Tomahawk é um convite: mergulhe nas páginas como quem entra na mata, respeite os tempos do silêncio, admire cada pincelada e sinta o eco dos passos de todos que aqui passaram — colonos, guerreiros, monges e silêncios. Para quem aprecia banda desenhada histórica, contemplativa e estética, é pintura e poesia com sabor de pólvora.

Tomahawk, de Patrick Prugne

A edição portuguesa de Tomahawk, lançada pela Ala dos Livros em junho de 2025, é uma verdadeira joia editorial — à altura da arte de Patrick Prugne.
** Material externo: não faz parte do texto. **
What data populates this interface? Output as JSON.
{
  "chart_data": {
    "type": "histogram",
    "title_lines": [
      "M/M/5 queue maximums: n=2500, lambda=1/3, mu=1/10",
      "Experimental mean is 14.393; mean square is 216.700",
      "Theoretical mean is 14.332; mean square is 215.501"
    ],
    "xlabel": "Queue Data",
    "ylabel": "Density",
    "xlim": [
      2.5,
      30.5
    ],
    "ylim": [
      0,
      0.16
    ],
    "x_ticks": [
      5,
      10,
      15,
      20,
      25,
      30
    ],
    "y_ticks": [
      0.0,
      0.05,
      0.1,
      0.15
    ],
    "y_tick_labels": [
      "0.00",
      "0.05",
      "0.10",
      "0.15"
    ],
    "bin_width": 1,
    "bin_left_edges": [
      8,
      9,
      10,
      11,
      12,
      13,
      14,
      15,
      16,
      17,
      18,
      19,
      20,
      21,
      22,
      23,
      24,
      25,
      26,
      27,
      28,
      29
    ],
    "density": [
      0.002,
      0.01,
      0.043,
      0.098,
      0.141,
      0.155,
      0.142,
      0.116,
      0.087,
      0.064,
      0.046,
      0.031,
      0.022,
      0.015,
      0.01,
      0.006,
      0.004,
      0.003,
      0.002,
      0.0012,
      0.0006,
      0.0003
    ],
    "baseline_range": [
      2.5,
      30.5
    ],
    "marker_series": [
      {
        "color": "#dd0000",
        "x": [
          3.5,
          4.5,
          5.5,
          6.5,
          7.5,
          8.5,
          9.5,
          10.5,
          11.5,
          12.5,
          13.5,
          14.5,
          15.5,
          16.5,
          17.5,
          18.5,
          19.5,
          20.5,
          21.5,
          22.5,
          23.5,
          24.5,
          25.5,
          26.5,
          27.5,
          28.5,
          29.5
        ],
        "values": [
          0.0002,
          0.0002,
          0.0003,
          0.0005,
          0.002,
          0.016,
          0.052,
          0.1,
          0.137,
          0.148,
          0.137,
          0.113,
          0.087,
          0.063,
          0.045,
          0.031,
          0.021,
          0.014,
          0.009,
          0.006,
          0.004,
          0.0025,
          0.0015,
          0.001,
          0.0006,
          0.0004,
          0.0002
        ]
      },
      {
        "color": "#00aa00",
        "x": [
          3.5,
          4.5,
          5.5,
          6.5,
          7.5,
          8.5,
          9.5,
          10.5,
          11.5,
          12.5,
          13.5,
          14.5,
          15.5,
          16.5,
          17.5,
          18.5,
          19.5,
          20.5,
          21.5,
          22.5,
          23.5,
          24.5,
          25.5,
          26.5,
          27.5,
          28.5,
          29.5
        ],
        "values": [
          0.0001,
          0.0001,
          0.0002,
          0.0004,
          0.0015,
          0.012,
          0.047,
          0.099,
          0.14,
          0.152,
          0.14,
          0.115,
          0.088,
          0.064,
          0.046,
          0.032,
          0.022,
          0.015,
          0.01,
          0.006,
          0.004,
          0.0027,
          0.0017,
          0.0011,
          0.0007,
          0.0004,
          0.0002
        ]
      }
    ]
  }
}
Edição em capa dura, formato grande (aproximadamente 24 x 32 cm), mantendo o estilo das edições franco-belgas clássicas — ideal para valorizar a arte panorâmica e minuciosa de Prugne:

– Papel couché de alta gramatura,fosco e resistente, que evita reflexos e realça a textura das aguarelas. As cores aparecem vibrantes, mas com a suavidade original do autor.

– A impressão é impecável, com alta fidelidade cromática: os verdes das florestas, os cinzentos da neblina e os tons terrosos da pele e das armas surgem ricos em profundidade e nuance. A tradução para português é elegante e fluída, respeitando a cadência dos diálogos originais e o tom introspectivo da narrativa. As falas soam naturais sem perder a solenidade histórica.

– A edição portuguesa inclui, tal como a original francesa, um dossiê final de esboços e estudos visuais. São páginas com os desenhos preliminares de personagens, cenas e paisagens, onde se vê o processo criativo de Prugne em carvão, lápis e aquarela.

– Há também mapas e documentos históricos ilustrativos que contextualizam a narrativa: localização dos fortes, povos indígenas envolvidos, uniformes, etc. Estes extras tornam o livro ainda mais valioso para quem aprecia história e arte gráfica.

– A capa é simples, mas poderosa: uma imagem icónica (um guerreiro índio com tomahawk em punho, silhuetado contra o céu enevoado), com título em relevo e um acabamento mate com toque aveludado. 

– A lombada é reforçada, adequada para bibliotecas e colecionadores.

Tomahawk, de Patrick Prugne

Conclusão:

É um livro que não se lê apenas — tacteia-se, folheia-se como quem percorre uma floresta com dedos em vez de pés. As folhas são espessas como peles estendidas ao sol, e o cheiro da impressão lembra o das páginas antigas onde dorme o tempo. Uma edição pensada para durar — como as memórias que não se apagam. Um livro muito bonito que enfeita uma sala de estar ou uma mente carente. 
Boas leituras ☺️
Carlos Maciel

O Carlos gosta tanto de banda desenhada que, se a Marvel, a DC, os mangas, fummeti, comic americano e Franco-Belga fundissem uma religião, ele era o primeiro mártir. Provavelmente morria esmagado por uma pilha de livros do Astérix e novelas gráficas 😞 Dizem que cada um tem um superpoder; o dele é saber distinguir um balão de pensamento de um balão de fala às três da manhã, depois de seis copos de vinho e um debate entre o Alan Moore e o Kentaro Miura num café existencial em Bruxelas onde um brinde traria um eclipse tão negro quanto dramático, mas em que a conta era paga pelo Bruce Wayne enquanto o Tony Stark vai mudar a água às azeitonas.